The AstraZeneca "Bucket of Money" Scandal: More Employees to be Fired?

AstraZeneca has issued a statement to the press saying among other things:

"...Our company is disturbed by the content and particularly concerned about the impact the content of this unapproved newsletter may have on our employees and others. In addition, we are concerned that a manager in our sales organization used this vehicle to communicate messages that directly contravene our core values as a responsible pharmaceutical company.
Our investigation into the development and distribution of this newsletter continues, in an effort to determine whether our current policies and procedures regarding AstraZeneca communications are being adhered to by employees..."

This statement indicates that more people may be fired in this evolving scandal. For instance, who did approve the newsletter? If anyone did, such a person might be in trouble. And who is "Lisa Mossburg" who did the interview with "Zube"? Finally, what did other Regional Sales Directors write in their newsletters? Every one is now being carefully scrutinized.

Most noteworthy in this scandal is how swiftly AstraZeneca reacted and fired Regional Sales Director Michael Zubillaga, 50, the day after his comments appeared on this blog. It is noteworthy, because clearly the offensive AstraZeneca Oncology Newsletter had been in circulation since "Winter 2007," which can be assumed to have been the January-February 2007 time period. So AstraZeneca had plenty of time to react, but didn't.

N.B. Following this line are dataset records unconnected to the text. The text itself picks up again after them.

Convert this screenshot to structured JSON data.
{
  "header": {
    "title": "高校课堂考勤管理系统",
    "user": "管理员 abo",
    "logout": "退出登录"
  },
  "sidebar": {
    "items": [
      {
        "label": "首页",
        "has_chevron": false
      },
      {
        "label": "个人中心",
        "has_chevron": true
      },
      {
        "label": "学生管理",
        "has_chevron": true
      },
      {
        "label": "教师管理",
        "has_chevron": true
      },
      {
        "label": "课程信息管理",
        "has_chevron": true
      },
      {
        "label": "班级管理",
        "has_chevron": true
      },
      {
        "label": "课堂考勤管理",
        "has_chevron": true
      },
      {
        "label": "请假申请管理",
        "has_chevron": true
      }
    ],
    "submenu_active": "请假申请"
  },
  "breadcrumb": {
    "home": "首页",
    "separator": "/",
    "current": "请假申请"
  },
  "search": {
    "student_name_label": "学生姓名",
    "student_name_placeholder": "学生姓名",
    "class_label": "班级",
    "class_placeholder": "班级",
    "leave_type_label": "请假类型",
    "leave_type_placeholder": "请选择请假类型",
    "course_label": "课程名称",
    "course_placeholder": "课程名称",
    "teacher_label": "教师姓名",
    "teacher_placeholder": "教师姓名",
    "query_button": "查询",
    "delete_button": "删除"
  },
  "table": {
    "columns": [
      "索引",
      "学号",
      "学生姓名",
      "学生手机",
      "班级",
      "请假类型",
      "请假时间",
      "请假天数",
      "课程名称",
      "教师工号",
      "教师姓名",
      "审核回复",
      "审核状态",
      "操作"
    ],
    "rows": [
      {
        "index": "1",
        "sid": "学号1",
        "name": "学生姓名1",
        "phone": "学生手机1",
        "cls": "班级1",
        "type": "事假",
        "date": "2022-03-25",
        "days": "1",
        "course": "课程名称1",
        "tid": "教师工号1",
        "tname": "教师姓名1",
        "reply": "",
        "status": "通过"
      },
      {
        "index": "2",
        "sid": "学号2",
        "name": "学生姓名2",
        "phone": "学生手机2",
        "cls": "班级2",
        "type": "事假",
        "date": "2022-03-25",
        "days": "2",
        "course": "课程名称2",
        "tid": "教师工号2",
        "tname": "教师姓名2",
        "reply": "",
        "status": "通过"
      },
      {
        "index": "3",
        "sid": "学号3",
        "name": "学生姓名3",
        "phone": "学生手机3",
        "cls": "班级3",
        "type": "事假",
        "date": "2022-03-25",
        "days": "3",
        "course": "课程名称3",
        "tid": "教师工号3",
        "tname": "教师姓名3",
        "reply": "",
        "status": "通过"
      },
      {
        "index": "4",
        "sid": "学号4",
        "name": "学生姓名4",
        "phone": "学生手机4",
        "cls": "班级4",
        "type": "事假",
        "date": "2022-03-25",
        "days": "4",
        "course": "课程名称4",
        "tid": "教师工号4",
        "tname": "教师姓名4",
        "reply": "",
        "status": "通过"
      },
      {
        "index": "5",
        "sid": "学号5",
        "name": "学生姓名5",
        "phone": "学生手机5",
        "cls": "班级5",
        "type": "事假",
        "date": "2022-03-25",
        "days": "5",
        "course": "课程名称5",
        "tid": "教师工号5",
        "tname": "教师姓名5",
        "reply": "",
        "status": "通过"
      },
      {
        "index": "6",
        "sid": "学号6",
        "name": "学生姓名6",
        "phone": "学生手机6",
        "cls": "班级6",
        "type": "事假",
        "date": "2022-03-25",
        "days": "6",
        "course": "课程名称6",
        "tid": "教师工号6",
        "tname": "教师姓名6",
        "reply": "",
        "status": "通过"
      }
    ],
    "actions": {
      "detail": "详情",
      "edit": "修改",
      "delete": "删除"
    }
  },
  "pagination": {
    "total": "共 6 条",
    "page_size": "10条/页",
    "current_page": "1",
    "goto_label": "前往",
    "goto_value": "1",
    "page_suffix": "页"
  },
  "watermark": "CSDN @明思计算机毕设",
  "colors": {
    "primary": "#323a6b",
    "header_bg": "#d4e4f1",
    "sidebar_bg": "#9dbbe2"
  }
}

When they did react, however, they were caught with their pants down as the embarrassing newsletter became public knowledge on this blog.

Every major drug company has an extensive review process, consisting of legal, regulatory, medical and other departments, which have to approve any printed material going to doctors and to the sales force.

Any Regional Sales Director would be well aware of this review process; RSD is a senior job with often around one hundred sales representatives reporting in to this position, which in turn normally reports to the Vice President of Sales. Salary is commensurate with this experience; base pay of $150 to over $200k, bonus of $75 to $150k and stock option often valued at more than $100k per year.

An Oncology sales force usually has fewer sales representatives, but since this a lucrative field, the money they pull in is significant. So Mr. Zubillaga was a senior executive, who had been around the block a few times, and had also spent time in AstraZeneca headquarters; he knew the ropes.

And he would clearly not use those ropes to hang himself.

The reasonable conclusion is that there was nothing unusual in his comments, instead, the fact that he was caught was his biggest violation. He inadvertently violated the industry's own code of Omerta--the code of silence. This is also supported by the record number of people voting on PharmaGossip's poll, which I have reproduced below with a direct link to the poll itself. A majority felt the "Zube" should not have been fired and that AstraZeneca was covering up for something the company started.

The fact that mention on a blog such as this one gets a man fired the next day also demonstrates the rapid shift in the media landscape. By the way, the New York Times asked me if the story was really true, but before that big newspaper could react, the guy was already fired.